M. Pierre Bordier a observé que la France est, par ailleurs, l'un des seuls pays à prêter une importance à l'accord entre mets et vins. Il a considéré que le concept de sécurité alimentaire, poussé à l'extrême, pouvait toutefois être un danger quant à la saveur des aliments, notamment du fromage.
M. Jean-Claude Carle a cité Brillat-Savarin, dont l'un des célèbres aphorismes souligne que « la découverte d'un mets nouveau fait plus pour le bonheur du genre humain que la découverte d'une étoile. »

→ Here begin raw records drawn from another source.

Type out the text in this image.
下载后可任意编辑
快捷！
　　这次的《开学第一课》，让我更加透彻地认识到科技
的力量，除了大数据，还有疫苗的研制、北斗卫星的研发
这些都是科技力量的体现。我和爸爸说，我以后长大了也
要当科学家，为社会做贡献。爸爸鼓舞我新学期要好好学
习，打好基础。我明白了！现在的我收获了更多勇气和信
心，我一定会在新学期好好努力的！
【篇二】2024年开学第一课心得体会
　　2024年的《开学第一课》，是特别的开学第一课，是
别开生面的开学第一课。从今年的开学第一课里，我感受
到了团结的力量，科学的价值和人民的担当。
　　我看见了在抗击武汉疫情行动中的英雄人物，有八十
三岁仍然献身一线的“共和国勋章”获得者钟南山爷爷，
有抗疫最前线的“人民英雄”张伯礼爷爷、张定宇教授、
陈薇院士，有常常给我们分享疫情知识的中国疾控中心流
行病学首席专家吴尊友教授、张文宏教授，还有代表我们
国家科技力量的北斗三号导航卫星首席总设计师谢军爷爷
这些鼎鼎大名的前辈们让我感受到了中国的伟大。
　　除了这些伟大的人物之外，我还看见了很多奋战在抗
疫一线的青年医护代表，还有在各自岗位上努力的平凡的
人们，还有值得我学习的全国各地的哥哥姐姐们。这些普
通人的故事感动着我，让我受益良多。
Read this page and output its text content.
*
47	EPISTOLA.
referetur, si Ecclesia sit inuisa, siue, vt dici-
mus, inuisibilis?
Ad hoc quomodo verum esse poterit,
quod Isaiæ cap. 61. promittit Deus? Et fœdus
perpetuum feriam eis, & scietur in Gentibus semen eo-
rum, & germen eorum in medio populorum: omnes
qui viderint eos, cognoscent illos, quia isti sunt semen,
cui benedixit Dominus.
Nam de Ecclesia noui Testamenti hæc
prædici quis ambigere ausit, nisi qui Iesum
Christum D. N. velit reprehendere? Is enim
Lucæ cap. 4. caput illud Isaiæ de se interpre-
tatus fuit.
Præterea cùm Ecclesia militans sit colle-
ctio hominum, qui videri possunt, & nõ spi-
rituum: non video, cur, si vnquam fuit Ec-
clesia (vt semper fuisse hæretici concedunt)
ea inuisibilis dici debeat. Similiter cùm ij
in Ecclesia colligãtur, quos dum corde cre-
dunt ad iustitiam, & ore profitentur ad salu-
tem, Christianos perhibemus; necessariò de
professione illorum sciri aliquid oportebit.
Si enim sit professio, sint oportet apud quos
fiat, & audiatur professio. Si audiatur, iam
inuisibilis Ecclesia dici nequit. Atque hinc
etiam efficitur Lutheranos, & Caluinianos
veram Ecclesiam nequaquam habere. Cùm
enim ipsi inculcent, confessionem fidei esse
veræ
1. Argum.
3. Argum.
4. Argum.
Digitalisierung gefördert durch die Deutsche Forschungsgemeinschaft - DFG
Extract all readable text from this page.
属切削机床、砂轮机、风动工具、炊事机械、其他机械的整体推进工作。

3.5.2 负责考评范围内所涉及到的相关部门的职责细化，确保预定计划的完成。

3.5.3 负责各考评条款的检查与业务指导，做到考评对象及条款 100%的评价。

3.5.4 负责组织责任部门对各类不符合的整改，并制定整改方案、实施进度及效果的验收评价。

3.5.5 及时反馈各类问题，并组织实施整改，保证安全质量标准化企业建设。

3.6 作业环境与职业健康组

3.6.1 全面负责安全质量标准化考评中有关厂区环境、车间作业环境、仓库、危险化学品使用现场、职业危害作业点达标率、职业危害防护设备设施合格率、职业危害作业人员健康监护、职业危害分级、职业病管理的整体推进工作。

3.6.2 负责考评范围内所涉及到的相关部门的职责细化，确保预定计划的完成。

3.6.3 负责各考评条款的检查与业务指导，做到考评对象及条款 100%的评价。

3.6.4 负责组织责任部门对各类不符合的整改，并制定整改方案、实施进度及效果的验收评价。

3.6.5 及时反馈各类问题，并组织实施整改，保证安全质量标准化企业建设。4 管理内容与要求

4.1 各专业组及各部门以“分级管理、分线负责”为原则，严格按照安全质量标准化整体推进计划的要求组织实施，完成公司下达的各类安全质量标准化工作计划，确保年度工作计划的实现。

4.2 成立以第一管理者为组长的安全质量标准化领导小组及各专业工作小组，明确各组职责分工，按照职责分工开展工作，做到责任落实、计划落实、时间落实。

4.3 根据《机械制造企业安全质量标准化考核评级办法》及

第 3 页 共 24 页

En réponse, Mme Catherine Dumas a donné les précisions suivantes :
- il faut, en effet, se montrer parfois vigilant à l'égard des réglementations de sécurité sanitaire, pour qu'elles ne dénaturent pas l'authenticité des produits ; le projet a par ailleurs des implications en matière de santé publique ;
- les acteurs du secteur des arts culinaires ont bien souvent des parcours de vie extraordinaires et sont passionnés par leur métier : le mot « plaisir » est revenu de façon récurrente au cours des auditions ;
- la démarche engagée auprès de l'UNESCO est une démarche tout à fait sérieuse, que la France devra porter de façon modeste ; les Français devront s'emparer du sujet et se l'approprier.
La commission a alors approuvé la communication de Mme Catherine Dumas et décidé de la faire publier sous forme d'un rapport d'information.